In the present Ruling the Court was dealing with norms that apply to tax-related facts which did not produce all their effects under the previous law. This means that there was no authentic retroactivity in this case.
The tax on the income of individual persons (IRS) is a direct tax that is based on tax-related facts which come about successively, and the tax-related fact that is subject to taxation only becomes complete on the last day of the tax period. The tax-related fact that gives rise to the payment of the tax is complex and its temporal element is configured as a lasting one, which means that this is a periodic tax in which each specific income that is received is not taxed in its own right, but instead it is the whole of the various incomes that are received in a given year on which the tax is levied. In addition, for the purposes of the time limit on the right to levy the tax and its prescription, each fact that generates income when considered individually is not deemed to be an autonomous tax-related fact in its own right.
The Constitutional Court had already held that inauthentic retroactivity is not covered by the constitutional prohibition, and that in the case of periodic taxes, the possibility of passing laws during the course of a given tax period with the intention of producing effects in relation to the whole of that period must be admitted. Such laws must, however, be subjected to the tests of the principles of a state based on the rule of law, such as the test of the protection of trust.
With regard to the present case, there is no constitutionally protected expectation that the legislator must immediately make all IRS-related amendments by the 1st of January each year.
A variety of reasons led the legislator to make these amendments when the fiscal year was already underway, and given the current international economic/financial situation, it would not have been reasonable to think that the prevailing economic trend would not have any consequences. Nor is it possible to say that this measure was something that taxpayers could not have reasonably and objectively expected.

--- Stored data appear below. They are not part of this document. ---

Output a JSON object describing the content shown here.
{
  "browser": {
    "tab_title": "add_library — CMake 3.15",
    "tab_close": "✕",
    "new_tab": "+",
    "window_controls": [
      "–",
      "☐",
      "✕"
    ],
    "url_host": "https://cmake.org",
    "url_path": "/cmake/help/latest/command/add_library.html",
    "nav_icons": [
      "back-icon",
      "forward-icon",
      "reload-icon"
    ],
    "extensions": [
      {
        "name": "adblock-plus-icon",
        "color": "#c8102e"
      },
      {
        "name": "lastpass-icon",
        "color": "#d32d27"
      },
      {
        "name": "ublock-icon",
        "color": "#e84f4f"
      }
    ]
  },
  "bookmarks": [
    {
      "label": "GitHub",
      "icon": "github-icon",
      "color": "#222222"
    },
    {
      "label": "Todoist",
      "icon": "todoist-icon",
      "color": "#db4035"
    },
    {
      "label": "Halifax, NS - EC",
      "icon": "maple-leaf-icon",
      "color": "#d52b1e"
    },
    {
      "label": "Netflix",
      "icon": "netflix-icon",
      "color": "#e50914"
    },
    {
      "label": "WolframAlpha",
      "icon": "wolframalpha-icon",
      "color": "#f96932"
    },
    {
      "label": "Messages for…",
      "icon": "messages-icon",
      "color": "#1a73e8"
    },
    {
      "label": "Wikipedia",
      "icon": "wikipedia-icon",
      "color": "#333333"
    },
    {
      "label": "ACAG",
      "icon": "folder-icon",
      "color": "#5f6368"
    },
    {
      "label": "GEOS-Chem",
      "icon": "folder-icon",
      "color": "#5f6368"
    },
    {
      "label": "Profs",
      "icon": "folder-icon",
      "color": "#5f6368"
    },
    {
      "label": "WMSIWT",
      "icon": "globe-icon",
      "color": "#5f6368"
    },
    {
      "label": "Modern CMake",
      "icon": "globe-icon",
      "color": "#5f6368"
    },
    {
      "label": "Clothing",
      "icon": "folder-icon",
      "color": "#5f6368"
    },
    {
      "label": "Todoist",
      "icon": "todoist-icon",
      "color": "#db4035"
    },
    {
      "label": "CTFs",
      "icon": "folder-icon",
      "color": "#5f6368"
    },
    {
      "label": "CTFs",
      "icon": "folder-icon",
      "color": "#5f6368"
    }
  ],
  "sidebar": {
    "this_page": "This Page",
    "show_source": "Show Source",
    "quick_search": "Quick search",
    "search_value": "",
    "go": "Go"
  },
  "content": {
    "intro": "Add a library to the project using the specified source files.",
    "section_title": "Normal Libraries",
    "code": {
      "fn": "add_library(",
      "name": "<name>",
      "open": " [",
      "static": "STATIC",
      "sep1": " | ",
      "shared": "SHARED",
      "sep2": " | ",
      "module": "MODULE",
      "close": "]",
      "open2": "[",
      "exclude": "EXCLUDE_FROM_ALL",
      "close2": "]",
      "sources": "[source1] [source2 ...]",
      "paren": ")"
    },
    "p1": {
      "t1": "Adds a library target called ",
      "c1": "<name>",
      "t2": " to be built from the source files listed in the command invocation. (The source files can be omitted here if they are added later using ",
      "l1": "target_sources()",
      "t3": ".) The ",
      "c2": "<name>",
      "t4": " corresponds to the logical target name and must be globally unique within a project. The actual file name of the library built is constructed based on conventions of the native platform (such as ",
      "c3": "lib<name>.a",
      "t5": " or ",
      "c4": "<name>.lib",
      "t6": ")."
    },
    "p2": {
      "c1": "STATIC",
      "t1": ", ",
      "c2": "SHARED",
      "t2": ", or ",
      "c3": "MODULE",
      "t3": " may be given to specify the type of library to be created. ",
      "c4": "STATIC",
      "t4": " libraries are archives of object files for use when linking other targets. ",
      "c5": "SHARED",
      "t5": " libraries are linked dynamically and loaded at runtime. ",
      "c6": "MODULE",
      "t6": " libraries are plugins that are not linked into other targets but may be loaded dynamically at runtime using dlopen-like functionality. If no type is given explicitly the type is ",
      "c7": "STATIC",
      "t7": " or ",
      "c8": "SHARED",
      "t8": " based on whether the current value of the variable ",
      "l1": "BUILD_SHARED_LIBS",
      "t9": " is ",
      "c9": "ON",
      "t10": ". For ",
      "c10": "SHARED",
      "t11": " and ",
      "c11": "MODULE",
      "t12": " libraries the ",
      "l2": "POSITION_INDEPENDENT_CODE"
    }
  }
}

What is more, it did not seem to the Court that the fact that the norms before it produced effects as of 1 January 2010 was either intolerable or unbearable for taxpayers.
The Court thus concluded that the norms whose constitutionality was under review in this Ruling pursue a constitutionally legitimate goal – that of securing fiscal revenue for the purpose of balancing the public accounts – were urgent and pressing, and, within the context of the announcement of combined measures to fight the deficit and the accumulated public debt, were not capable of affecting the principle of trust that is innate in a state based on the rule of law. In this light of all this, the Court was unable to find the norms unconstitutional.
Supplementary information:
The Ruling was the object of five dissenting opinions, one of which was partial.
Cross-references:
See Rulings nos. 67/91 (9-4-1991), 172/00 (22-3-2000), 128/2009 (12-3-2009), and 85/2010 (3-3-2010).